Şehid Sait Elçi Askeri ve Siyasi Eğitim Kampındaki PDKT Pêşmergesiyle röportaj : ( 1 )



Şehid Sait Elçi Askeri ve Siyasi Eğitim Kampına katılmış dönemin PDKT peşmergesiyle yaptığım röportajı siz deyerli okuyucularımızla paylaşmak istiyorum. Bu roportajı yayınlamamızdaki amaç karanlıkta kalan gerçekleri gün ışığına çıkarmak ve kamu oyunu bilgilendirmektir. PDKT' nin neden büyüyemediğini ve bu günkü durumunu anlamak açısından sanırım bu röportaj azda olsa bir perspektif niteliyi taşıyacaktır.

Azad Aydın : Sayin M. A. Öncelikle bize vakit ayırıp röportaj teklifimizi kabul etiyiniz için teşekür ederim.

M. A. : Eyer bu röportaj sürece bir katkı görevi yaparsa bundan onur duyarım.
Bu arada web siteniz http://www.pdk-xoybun.com çok güzel olmuş. Umarım böyle devam edersiniz.

Azad Aydın : Bize kendinizi kısaca tanıtırmısınız ?

M. A. : Ben 1973 yılında Elazığ Maden de doğdum. Lise mezunuyum. Üniversite sınavlarına girmek üzere gitiyim Diyarbakır da Şehid Sait Elçi Askeri ve Siyasi Eğitim Kampına katılma kararı vererek, siyasete atılma kararı aldım. Aslında 10 yaşından beri siyasetin içindeyim. Ailemizin yürtsever oluşundan dolayı lisedeykende defalarca göz altına alındım.

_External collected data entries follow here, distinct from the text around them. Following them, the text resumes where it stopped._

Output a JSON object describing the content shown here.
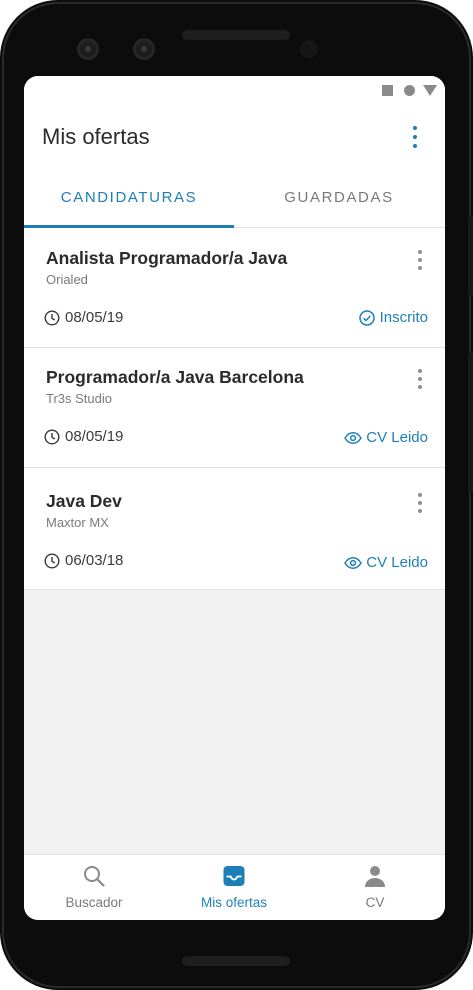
{
  "colors": {
    "accent": "#1e7fb8",
    "text": "#2b2b2b",
    "muted": "#7a7a7a",
    "nav_inactive": "#8a8a8a",
    "background": "#f2f2f2"
  },
  "header": {
    "title": "Mis ofertas",
    "menu_icon": "more-vert-icon"
  },
  "tabs": [
    {
      "label": "CANDIDATURAS",
      "selected": true
    },
    {
      "label": "GUARDADAS",
      "selected": false
    }
  ],
  "applications": [
    {
      "title": "Analista Programador/a Java",
      "company": "Orialed",
      "date": "08/05/19",
      "status": "Inscrito",
      "status_icon": "check-circle-icon"
    },
    {
      "title": "Programador/a Java Barcelona",
      "company": "Tr3s Studio",
      "date": "08/05/19",
      "status": "CV Leido",
      "status_icon": "eye-icon"
    },
    {
      "title": "Java Dev",
      "company": "Maxtor MX",
      "date": "06/03/18",
      "status": "CV Leido",
      "status_icon": "eye-icon"
    }
  ],
  "bottom_nav": [
    {
      "label": "Buscador",
      "icon": "search-icon",
      "active": false
    },
    {
      "label": "Mis ofertas",
      "icon": "briefcase-icon",
      "active": true
    },
    {
      "label": "CV",
      "icon": "person-icon",
      "active": false
    }
  ]
}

Azad Aydın : Neden Şehid Sait Elçi Askeri ve Siyasi Eğitim Kampına katıldınız. Üniversiteye gitmek dahada iyi deyilmiydi ?

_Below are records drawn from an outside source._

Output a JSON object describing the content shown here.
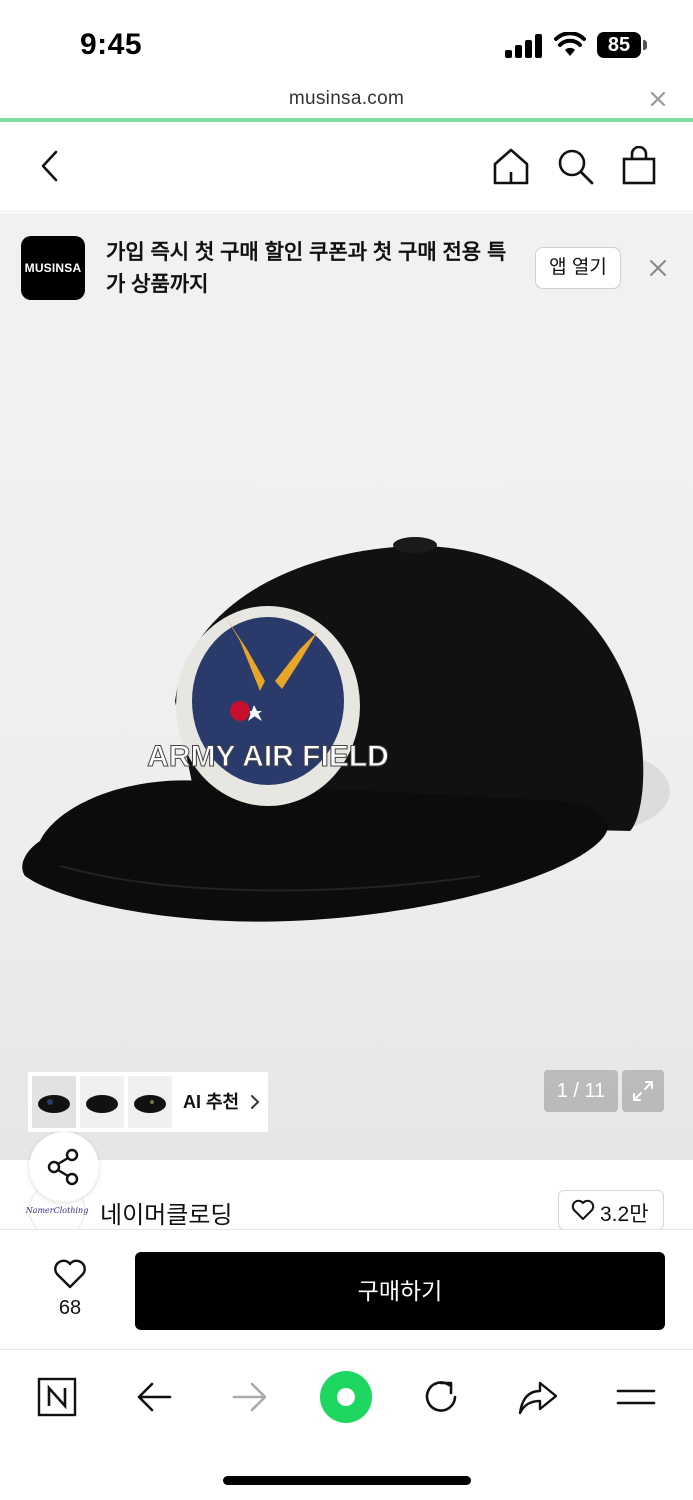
{
  "status_bar": {
    "time": "9:45",
    "battery": "85"
  },
  "url_bar": {
    "url": "musinsa.com"
  },
  "promo": {
    "logo_text": "MUSINSA",
    "text": "가입 즉시 첫 구매 할인 쿠폰과 첫 구매 전용 특가 상품까지",
    "open_app_label": "앱 열기"
  },
  "gallery": {
    "ai_label": "AI 추천",
    "page_counter": "1 / 11",
    "cap_patch_text": "ARMY AIR FIELD",
    "thumbnails": [
      "thumb-1",
      "thumb-2",
      "thumb-3"
    ]
  },
  "brand": {
    "avatar_text": "NamerClothing",
    "name": "네이머클로딩",
    "like_count": "3.2만"
  },
  "purchase": {
    "wish_count": "68",
    "buy_label": "구매하기"
  },
  "colors": {
    "accent_green": "#1ed760",
    "progress_green": "#7ddba1",
    "buy_button": "#000000"
  }
}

M. A. : Ben özgür ve bağımsız bir Kurdistan için yani Ulusal Kurtuluş Mücadelesine hazırlanmak için bu kampa katılma kararı verdim. O dönemde bunu zorunluluğun ve özgürlüyün gereyi olarak gördüm. Üniversiteye devam etmem imkansızdı. Çünkü ulusal bilincim doruk noktasına ulaşmıştı. Legal alanda kalmam imkansızlaşmıştı. Her yerde aranıyordum. Sinava katılmış olsam bile bir şey değişmeyecekti.

Azad Aydın : Bize kamptaki yaşam koşulları açısından bilgi verebilirmisiniz ? ( Gülüşüyoruz )

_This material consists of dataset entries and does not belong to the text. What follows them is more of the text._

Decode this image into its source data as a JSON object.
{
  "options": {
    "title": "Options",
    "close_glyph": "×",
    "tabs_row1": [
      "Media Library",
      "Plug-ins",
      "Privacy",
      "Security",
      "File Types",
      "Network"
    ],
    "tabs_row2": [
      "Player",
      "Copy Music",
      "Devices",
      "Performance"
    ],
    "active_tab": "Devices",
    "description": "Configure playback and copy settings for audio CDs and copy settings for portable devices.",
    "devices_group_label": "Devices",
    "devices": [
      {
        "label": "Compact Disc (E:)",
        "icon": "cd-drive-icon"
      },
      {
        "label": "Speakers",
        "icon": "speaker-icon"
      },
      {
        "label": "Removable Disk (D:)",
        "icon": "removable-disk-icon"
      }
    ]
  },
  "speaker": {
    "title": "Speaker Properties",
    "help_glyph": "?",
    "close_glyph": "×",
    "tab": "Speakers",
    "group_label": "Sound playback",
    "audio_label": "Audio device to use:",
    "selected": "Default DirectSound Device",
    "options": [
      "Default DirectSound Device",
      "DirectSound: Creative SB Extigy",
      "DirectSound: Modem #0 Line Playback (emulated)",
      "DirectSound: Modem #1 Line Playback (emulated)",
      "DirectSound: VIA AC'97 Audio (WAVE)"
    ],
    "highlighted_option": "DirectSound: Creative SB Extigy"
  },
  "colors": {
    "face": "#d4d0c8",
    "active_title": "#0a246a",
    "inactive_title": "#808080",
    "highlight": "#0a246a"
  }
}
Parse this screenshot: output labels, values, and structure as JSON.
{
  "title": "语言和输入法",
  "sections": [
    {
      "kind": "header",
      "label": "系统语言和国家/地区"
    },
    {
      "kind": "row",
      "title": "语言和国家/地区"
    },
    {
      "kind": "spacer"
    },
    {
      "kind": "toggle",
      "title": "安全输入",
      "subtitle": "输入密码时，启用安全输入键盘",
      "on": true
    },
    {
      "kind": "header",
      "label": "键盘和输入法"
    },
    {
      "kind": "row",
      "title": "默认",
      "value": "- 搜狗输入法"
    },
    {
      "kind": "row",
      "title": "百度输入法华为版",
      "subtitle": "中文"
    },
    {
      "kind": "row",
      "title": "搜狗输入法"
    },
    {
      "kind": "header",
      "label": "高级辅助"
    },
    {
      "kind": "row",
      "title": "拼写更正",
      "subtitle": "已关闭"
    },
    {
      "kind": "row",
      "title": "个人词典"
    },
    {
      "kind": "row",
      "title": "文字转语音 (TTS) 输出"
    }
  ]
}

M. A. : Zavita yakınlarında partinin bir merkezi vardı. Orda kalıyor siyasi ve askeri eğitim görüyorduk. Kamp sorumlumuz A. Batê idi. Güney Kurdistan surumlumuz ise rahmetli Pêşmerge Şemsedin idi. Zamanımızın çoğu eğitimle geçiyordu. Yiyeceklerimiz yani anlıyacağınız ulusal yemeğimiz olan bol bol makarna patates mercimek ve arasıra et yemek süretiyle disiplinli ve düzenli bir hayat yaşıyorduk.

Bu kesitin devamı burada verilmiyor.